Молодой Таланцев вернулся в Куракино уже после гражданской войны. Вернулся он на родину незаметно, — никто не видел, как он явился в деревню. Должно быть, ночью пешком пришел. Стал он совсем непохож на себя — ласковый, добрый и смирный. Выйдя к игравшим в рюхи [15] парням, он первый скинул перед ними военную фуражку, на околыше которой еще светлел след от снятой кокарды, и было в этом жесте нечто столь приятное, не военное, что сразу он внушил доверие, словно жестом этим распрощался раз навсегда со своими медалями и крестами и признал себя мужиком, как все. А когда старуха Коробицына поклонилась ему в пояс, он обнял ее и поцеловал.
В городках он оказался силен, как прежде. В пыли, как в дыму, взлетали чурки, и ребятишки с визгом разбегались, спасаясь от стремительных палок.
На расспросы он отвечал толково.
— За крестьянскую волю в Красной Армии бился, — говорил он. — Деникина и барона Врангеля гнал. Мужику теперь свобода объявлена.

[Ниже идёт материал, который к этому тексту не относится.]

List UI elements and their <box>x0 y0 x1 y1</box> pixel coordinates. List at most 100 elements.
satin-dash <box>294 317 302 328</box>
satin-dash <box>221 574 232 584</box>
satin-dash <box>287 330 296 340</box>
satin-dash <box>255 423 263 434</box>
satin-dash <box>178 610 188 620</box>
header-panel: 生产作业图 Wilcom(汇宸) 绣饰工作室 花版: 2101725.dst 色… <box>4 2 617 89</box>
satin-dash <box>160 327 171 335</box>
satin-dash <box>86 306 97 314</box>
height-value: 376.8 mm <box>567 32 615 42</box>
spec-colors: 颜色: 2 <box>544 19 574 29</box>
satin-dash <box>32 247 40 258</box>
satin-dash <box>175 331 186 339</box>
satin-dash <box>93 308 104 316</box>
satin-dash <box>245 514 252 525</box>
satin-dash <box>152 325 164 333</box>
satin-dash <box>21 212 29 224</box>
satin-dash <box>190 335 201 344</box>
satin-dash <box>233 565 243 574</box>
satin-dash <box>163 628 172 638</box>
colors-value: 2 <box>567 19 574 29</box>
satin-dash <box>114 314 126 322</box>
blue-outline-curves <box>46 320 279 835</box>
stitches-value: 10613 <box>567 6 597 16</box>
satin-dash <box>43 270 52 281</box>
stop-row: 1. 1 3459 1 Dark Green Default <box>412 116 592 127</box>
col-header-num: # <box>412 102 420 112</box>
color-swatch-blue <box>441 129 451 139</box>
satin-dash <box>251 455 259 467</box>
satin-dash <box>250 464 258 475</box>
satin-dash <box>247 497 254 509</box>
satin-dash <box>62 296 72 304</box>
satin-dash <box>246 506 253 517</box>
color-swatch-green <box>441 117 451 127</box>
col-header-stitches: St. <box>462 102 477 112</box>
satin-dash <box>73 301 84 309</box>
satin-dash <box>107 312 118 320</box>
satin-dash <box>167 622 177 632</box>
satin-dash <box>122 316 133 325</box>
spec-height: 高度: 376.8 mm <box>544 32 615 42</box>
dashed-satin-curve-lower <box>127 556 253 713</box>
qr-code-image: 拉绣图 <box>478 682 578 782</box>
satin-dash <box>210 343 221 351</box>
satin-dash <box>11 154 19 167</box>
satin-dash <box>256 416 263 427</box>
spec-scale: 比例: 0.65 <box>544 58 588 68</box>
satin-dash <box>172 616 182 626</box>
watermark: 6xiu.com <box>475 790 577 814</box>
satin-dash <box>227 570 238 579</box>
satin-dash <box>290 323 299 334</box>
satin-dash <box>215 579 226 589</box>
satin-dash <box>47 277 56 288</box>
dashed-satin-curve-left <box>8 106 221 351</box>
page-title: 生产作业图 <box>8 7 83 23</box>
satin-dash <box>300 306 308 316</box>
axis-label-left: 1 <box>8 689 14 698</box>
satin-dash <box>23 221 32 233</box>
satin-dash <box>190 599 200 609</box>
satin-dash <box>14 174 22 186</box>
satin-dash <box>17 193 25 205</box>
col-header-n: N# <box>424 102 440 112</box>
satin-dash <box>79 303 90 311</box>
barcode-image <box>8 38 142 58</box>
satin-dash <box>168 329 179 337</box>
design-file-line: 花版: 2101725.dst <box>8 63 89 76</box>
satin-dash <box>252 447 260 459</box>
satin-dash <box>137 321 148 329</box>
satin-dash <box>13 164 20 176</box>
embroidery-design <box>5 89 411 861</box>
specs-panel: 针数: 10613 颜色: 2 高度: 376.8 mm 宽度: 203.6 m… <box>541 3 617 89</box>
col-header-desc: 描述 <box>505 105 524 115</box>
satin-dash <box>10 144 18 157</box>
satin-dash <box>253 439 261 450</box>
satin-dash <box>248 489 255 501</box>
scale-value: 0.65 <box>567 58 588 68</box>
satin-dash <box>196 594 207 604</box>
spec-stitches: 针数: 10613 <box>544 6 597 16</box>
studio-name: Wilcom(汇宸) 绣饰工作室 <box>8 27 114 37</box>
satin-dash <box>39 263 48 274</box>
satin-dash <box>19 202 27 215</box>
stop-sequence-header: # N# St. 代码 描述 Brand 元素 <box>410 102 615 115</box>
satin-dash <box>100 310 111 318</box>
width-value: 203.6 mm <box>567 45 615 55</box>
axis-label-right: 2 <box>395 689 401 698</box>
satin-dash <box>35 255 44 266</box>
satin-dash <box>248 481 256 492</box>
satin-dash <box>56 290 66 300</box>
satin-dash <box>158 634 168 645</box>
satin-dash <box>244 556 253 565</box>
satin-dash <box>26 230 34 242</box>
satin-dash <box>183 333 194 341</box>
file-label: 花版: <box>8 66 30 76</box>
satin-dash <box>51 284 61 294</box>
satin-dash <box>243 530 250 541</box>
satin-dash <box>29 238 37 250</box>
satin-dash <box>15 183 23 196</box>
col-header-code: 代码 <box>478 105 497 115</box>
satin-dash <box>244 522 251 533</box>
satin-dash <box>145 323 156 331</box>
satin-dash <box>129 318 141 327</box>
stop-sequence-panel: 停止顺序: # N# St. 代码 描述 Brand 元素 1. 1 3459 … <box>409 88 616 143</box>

И нельзя было не верить ему.
Был Таланцев хорошо грамотен, грамотней всех в Куракине, и года не прошло, как избрали его председателем волисполкома. Препятствий быть не могло — человек сражался в Красной Армии. Никто не знал, что в затаенном углу хранит Таланцев никому не показанную карточку. На ней снялся он уже офицером — он, хоть и мужик, произведен был в деникинской белой армии в первый офицерский чин прапорщика.
Куракинский мир менялся не быстро. Многие боялись Таланцева по-прежнему и не хотели перечить, когда понемногу он стал опять прибирать все дела и выгоды к своим рукам. Становился он все важней и осанистей. Всегда чисто выбритый, плоскоскулый, он однажды на праздник пришел в белых перчатках. Было время: растопырит он обе свои пятерни — и денщик, подскочив, напяливает перчатки на его короткие и толстые пальцы. Может быть, еще и вернется это время, если вести себя с хитростью.
Идя по деревне, он уже держал некоторую дистанцию между собой и другими и строго глядел на каждого из-под своих негустых рыжеватых бровей — скинет или не скинет нахал шапку? Случилось раз даже, что он не сдержался и ударил по скуле мужика, пришедшего к нему с жалобой. Бил он больно, умело, по-фельдфебельски. Но поскольку он отсыпал мужику в извинение муки, постольку дело забылось.